Among adolescents, admission to residential treatment facilities in New York State is reserved for those who have severe emotional and behavioral problems, including antisocial and self-destructive behaviors that require virtually constant supervision. Such facilities are usually the only placement less restrictive than incarceration or total institutionalization. All potential referrals to residential treatment facilities are screened for need by a state-mandated preadmission certification committee, which is the only final referral source for admissions.
In 1991, the August Aichhorn Center for Adolescent Residential Care opened a residential treatment facility in Manhattan that provides an extensive array of services to its adolescent residents. The center's policy is to accept all referred youths who are 12 to 16 years of age, and who have been certified by the New York City preadmission certification committee, without further screening except for Medicaid-required documentation.
Residents almost invariably have been placed in a large number of institutional settings before admission. There are no exclusion criteria and no bases for administrative discharge or transfer to another facility. The program was designed and is operated as a last-resort placement for adolescents who cannot be managed anywhere else.
The facility is located in a specially designed six-floor brownstone in a residential neighborhood. It accommodates 32 residents in four living units—three with eight single bedrooms and one with four doubles—and it includes school, recreational, clinical, administrative, and support space. The design and operation of the facility, along with the staffing pattern of about 86 full-time equivalents, including 46 child care workers, permits continual, intensive supervision.
Living units are intended to be the residents' homes. The unit leader is a parent substitute and is responsible for all aspects of daily life for the residents and for supervision of the unit's child care staff. The facility's clinical staff—therapists, teachers, and others—are consultants to the unit leader. This system is modeled on a community living arrangement, in which outside professionals may advise the family, but final decisions are made by the parent.
Although it is sometimes necessary to hold children who become agitated, the facility has no seclusion or special care rooms, and mechanical restraints are not used. The center's small size and urban location afford ample opportunity for supervised or independent access to the city's multiple mainstream educational, recreational, and cultural resources as well as for participation in ordinary daily activities such as shopping. Well-stabilized residents may begin attending public high school part-time, and eventually attend full-time.
One of the justifications for such intensive services is the hope of keeping these youths out of the criminal justice system, but little is known about the impact of care in a residential treatment facility on this outcome. In 1997, with support from the Child Welfare Fund of New York, the center initiated a prospective longitudinal study of this question among all of the discharged residents at that time—a total of 52 persons. These former residents had been in the center for periods ranging from three months to four years.
Because of the highly selected nature of this population, comparison with general norms of achievement would have little meaning. Therefore, we included a control group of 52 adolescents who had also been referred to the August Aichhorn Center but who did not actually enter the facility for reasons unrelated to their diagnosis or to admission policies and procedures, such as a lack of a bed at the center at the time.

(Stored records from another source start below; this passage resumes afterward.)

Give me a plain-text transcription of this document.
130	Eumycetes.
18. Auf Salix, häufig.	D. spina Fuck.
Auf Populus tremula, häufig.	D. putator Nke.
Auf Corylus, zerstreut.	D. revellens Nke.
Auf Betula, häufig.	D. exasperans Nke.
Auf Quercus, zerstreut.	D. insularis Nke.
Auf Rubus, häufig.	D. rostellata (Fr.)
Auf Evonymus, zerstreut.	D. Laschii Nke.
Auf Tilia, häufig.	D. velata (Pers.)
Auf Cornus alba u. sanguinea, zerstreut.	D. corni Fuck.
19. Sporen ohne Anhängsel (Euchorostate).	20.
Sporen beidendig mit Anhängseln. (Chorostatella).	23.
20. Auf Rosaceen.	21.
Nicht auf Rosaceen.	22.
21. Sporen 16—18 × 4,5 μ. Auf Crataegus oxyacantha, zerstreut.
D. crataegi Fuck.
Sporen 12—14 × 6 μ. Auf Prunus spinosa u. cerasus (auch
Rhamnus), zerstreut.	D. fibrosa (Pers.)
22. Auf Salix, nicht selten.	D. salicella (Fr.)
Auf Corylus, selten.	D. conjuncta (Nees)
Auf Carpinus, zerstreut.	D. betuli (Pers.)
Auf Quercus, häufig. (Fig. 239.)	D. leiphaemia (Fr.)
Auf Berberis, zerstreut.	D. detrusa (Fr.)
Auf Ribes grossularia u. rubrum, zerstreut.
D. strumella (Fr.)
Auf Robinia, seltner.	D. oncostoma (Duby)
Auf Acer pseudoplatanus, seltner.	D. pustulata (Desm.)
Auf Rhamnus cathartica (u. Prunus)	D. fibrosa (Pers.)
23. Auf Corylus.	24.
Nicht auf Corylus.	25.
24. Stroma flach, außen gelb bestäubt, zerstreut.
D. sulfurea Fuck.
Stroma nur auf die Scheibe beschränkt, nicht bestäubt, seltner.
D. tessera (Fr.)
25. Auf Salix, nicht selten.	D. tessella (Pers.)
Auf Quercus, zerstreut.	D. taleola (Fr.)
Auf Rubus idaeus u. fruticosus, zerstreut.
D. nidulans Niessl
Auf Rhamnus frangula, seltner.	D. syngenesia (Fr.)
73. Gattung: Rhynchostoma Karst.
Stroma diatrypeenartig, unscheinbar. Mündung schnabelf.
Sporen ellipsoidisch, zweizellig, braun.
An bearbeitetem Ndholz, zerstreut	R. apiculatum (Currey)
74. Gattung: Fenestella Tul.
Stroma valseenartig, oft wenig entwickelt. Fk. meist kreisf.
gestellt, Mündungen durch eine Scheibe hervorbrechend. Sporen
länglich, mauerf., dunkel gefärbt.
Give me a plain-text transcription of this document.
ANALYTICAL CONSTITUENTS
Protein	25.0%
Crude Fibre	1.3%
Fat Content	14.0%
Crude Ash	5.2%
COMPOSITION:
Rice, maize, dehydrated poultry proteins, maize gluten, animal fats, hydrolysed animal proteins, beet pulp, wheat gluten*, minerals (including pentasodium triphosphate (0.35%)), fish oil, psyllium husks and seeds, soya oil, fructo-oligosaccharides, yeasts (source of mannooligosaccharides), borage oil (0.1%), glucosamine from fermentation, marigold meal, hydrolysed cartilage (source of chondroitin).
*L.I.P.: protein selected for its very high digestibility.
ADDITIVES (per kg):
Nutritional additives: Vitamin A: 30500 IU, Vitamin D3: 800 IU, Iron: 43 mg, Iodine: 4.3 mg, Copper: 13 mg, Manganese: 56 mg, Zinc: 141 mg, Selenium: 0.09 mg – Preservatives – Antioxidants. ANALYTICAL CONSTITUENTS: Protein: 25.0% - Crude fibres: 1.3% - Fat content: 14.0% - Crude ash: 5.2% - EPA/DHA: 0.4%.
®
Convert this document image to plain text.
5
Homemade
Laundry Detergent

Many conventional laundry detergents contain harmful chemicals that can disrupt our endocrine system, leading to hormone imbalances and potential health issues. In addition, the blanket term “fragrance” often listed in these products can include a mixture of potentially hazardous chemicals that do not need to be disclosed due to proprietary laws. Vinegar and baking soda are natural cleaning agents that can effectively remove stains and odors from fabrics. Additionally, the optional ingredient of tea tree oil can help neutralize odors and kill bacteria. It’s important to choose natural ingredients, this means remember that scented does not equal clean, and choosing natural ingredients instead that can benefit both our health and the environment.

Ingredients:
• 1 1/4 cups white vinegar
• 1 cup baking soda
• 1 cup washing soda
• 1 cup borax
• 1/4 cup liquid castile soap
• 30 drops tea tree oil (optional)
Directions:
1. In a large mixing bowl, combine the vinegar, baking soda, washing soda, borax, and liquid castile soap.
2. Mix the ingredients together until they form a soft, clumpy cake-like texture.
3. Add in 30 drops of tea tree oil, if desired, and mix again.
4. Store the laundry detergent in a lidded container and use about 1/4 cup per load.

We looked at arrests that occurred at any time after the study subjects' 18th birthdays by submitting the names and birth dates of all 104 subjects to the New York State Office of Court Administration (OCA) and requesting a computerized check of adult criminal court records for all 13 downstate New York counties. At the time of the inquiry, the average age of both groups was 21.5 years; the mean time since discharge for the "alumni" group was 55.4 months.
OCA reported that 51 of 104 subjects had an adult arrest record. However, even after one discharged youth who was readmitted to the center was excluded from the analysis, the proportion of alumni with arrests (20 of 51, or 39 percent) was significantly smaller than the proportion in the control group (31 of 52, or 60 percent; χ2= 4.28, df=1, p<.05).
This early finding suggests that the August Aichhorn Center's residential treatment program may serve to reduce the high rate of adult criminal convictions among high-risk youths with severe emotional and behavioral problems.